Dall'epigrafia risulta che parecchi governatori abbellirono la città di edifici, di strade e di piazze. I rinvenimenti fortuiti di antichi monumenti sono stati copiosi fin dal Medioevo ed ancora oggi sono assai frequenti. Ricordiamo un sontuoso edificio termale in regione Bonaria scoperto nel 1909, adorno di mosaici pavimentali in opus vermiculatum e di rivestimenti marmorei parietali; una casa romana con triclinio a Campo Viale e, ancor oggi visibile, un'altra grande casa romana con atrio tetrastilo (la cosiddetta Villa di Tigellio) e un anfiteatro, la cui cavea è scavata nel fianco roccioso occidentale della collina di Castello. Dopo la seconda guerra mondiale è stato scoperto (dietro al palazzo dell'INPS in basso al viale Regina Margherita) un edificio romano del tempo repubblicano con mosaico recante l'iscrizione M. Ploti Silisonis f. Rufus: probabilmente trattasi di uno stabilimento industriale, forse una fullonica.
Recentemente (inverno 1957) sono stati scoperti fortuitamente in un'area a via Angio, ossia al centro della città moderna, avanzi di cospicui edifici, quali uno stabilimento termale, più forse un tempio, cui appartenevano grandi colonne a fusto liscio di bardiglio con basi, capitelli ionici ed antefisse di marmo bianco; inoltre una casa che sembra d'età repubblicana, con pavimento in coccio pesto e muri di mattoni crudi.
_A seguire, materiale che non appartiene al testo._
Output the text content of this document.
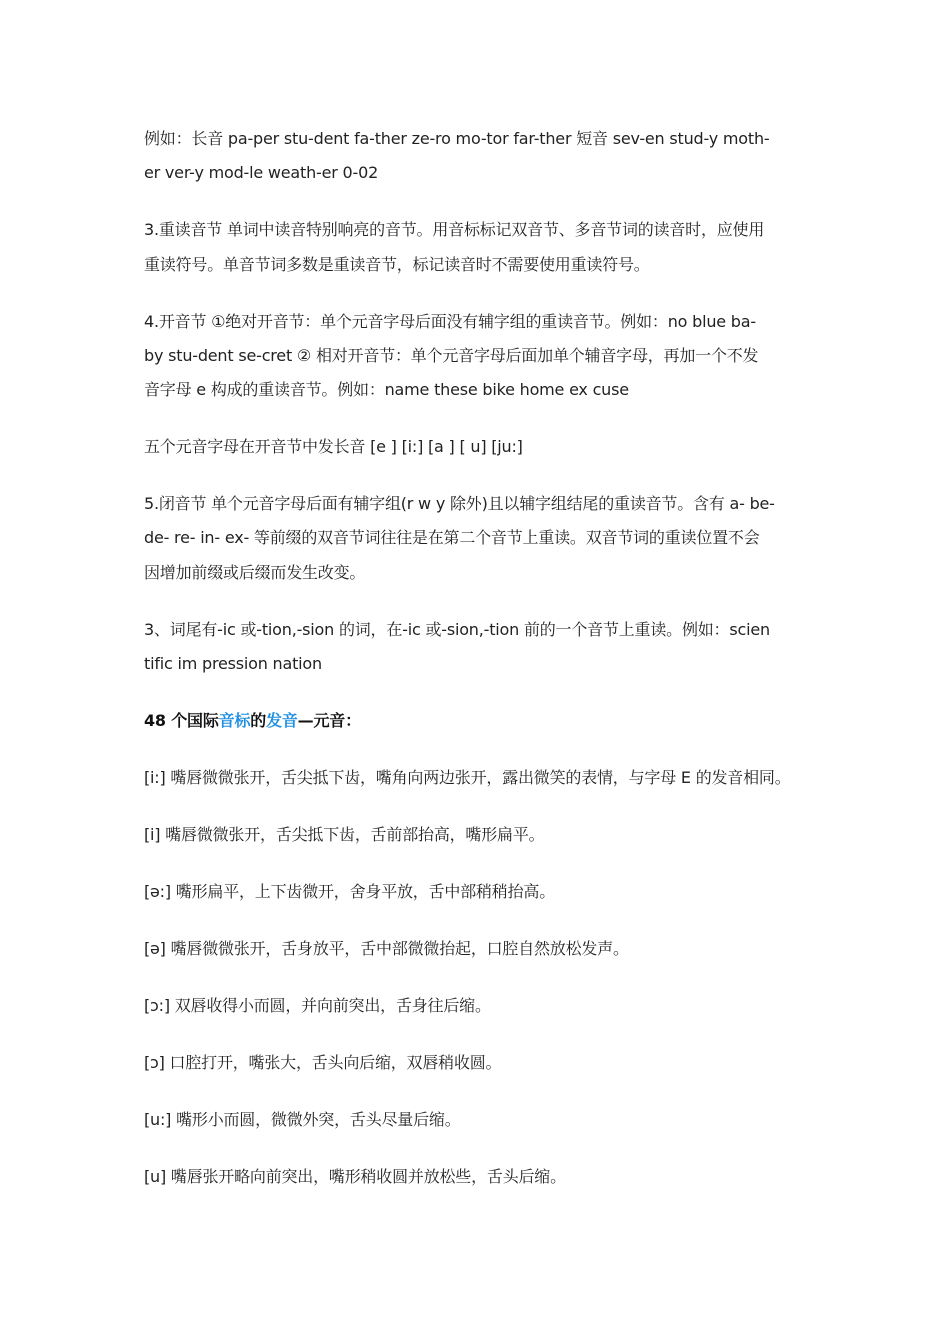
例如：长音 pa-per stu-dent fa-ther ze-ro mo-tor far-ther 短音 sev-en stud-y moth-
er ver-y mod-le weath-er 0-02
3.重读音节 单词中读音特别响亮的音节。用音标标记双音节、多音节词的读音时，应使用
重读符号。单音节词多数是重读音节，标记读音时不需要使用重读符号。
4.开音节 ①绝对开音节：单个元音字母后面没有辅字组的重读音节。例如：no blue ba-
by stu-dent se-cret ② 相对开音节：单个元音字母后面加单个辅音字母，再加一个不发
音字母 e 构成的重读音节。例如：name these bike home ex cuse
五个元音字母在开音节中发长音 [e ] [i:] [a ] [ u] [ju:]
5.闭音节 单个元音字母后面有辅字组(r w y 除外)且以辅字组结尾的重读音节。含有 a- be-
de- re- in- ex- 等前缀的双音节词往往是在第二个音节上重读。双音节词的重读位置不会
因增加前缀或后缀而发生改变。
3、词尾有-ic 或-tion,-sion 的词，在-ic 或-sion,-tion 前的一个音节上重读。例如：scien
tific im pression nation
48 个国际音标的发音—元音：
[i:] 嘴唇微微张开，舌尖抵下齿，嘴角向两边张开，露出微笑的表情，与字母 E 的发音相同。
[i] 嘴唇微微张开，舌尖抵下齿，舌前部抬高，嘴形扁平。
[ə:] 嘴形扁平，上下齿微开，舍身平放，舌中部稍稍抬高。
[ə] 嘴唇微微张开，舌身放平，舌中部微微抬起，口腔自然放松发声。
[ɔ:] 双唇收得小而圆，并向前突出，舌身往后缩。
[ɔ] 口腔打开，嘴张大，舌头向后缩，双唇稍收圆。
[u:] 嘴形小而圆，微微外突，舌头尽量后缩。
[u] 嘴唇张开略向前突出，嘴形稍收圆并放松些，舌头后缩。
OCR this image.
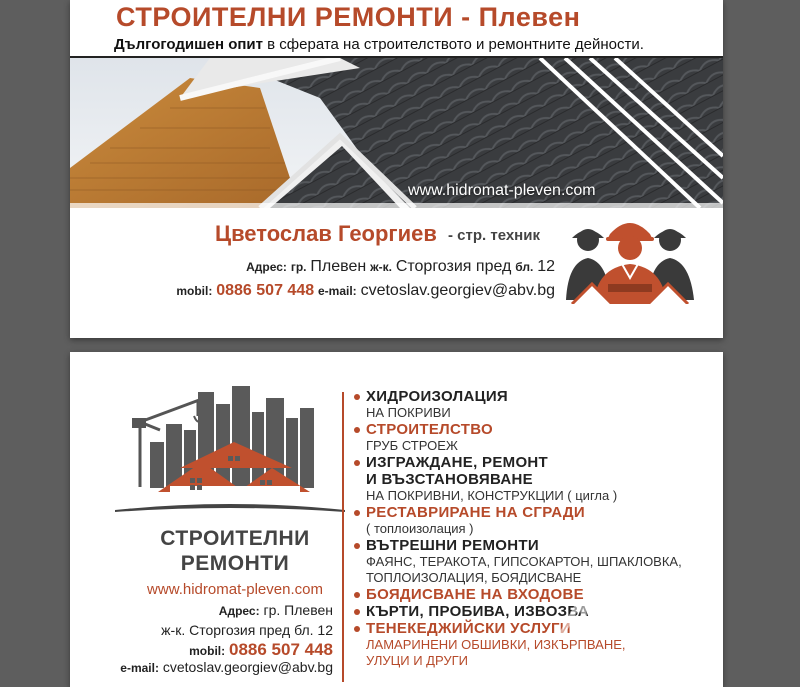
СТРОИТЕЛНИ РЕМОНТИ - Плевен
Дългогодишен опит в сферата на строителството и ремонтните дейности.
www.hidromat-pleven.com
Цветослав Георгиев - стр. техник
Адрес: гр. Плевен ж-к. Сторгозия пред бл. 12
mobil: 0886 507 448 e-mail: cvetoslav.georgiev@abv.bg
СТРОИТЕЛНИ
РЕМОНТИ
www.hidromat-pleven.com
Адрес: гр. Плевен
ж-к. Сторгозия пред бл. 12
mobil: 0886 507 448
e-mail: cvetoslav.georgiev@abv.bg
ХИДРОИЗОЛАЦИЯ
НА ПОКРИВИ
СТРОИТЕЛСТВО
ГРУБ СТРОЕЖ
ИЗГРАЖДАНЕ, РЕМОНТ
И ВЪЗСТАНОВЯВАНЕ
НА ПОКРИВНИ, КОНСТРУКЦИИ ( цигла )
РЕСТАВРИРАНЕ НА СГРАДИ
( топлоизолация )
ВЪТРЕШНИ РЕМОНТИ
ФАЯНС, ТЕРАКОТА, ГИПСОКАРТОН, ШПАКЛОВКА,
ТОПЛОИЗОЛАЦИЯ, БОЯДИСВАНЕ
БОЯДИСВАНЕ НА ВХОДОВЕ
КЪРТИ, ПРОБИВА, ИЗВОЗВА
ТЕНЕКЕДЖИЙСКИ УСЛУГИ
ЛАМАРИНЕНИ ОБШИВКИ, ИЗКЪРПВАНЕ,
УЛУЦИ И ДРУГИ
AVR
Bibl.: A. Lamarmora, Voyage, I, Parigi-Torino 1840, p. 123; E. Pais, La Sardegna prima del dominio romano, in Memorie Acc. Lincei, serie 3a, VII, 1881, p. 78 ss. (qui la bibl. per le più antiche scoperte); A. Taramelli, in Not. Scavi, 1904, p. 19; 1906, p. 162; 1909, p. 135; E. Pais, Storia della Sardegna e della Corsica, I, Roma 1923, p. 351 ss.; P. Mingazzini, in Not. Scavi, 1949, p. 213 ss.; id., in Studi Sardi, X-XI, 1952, p. 161 ss.; G. Pesce, in Fasti Arch., IV, 1951, nn. 2242, 3825.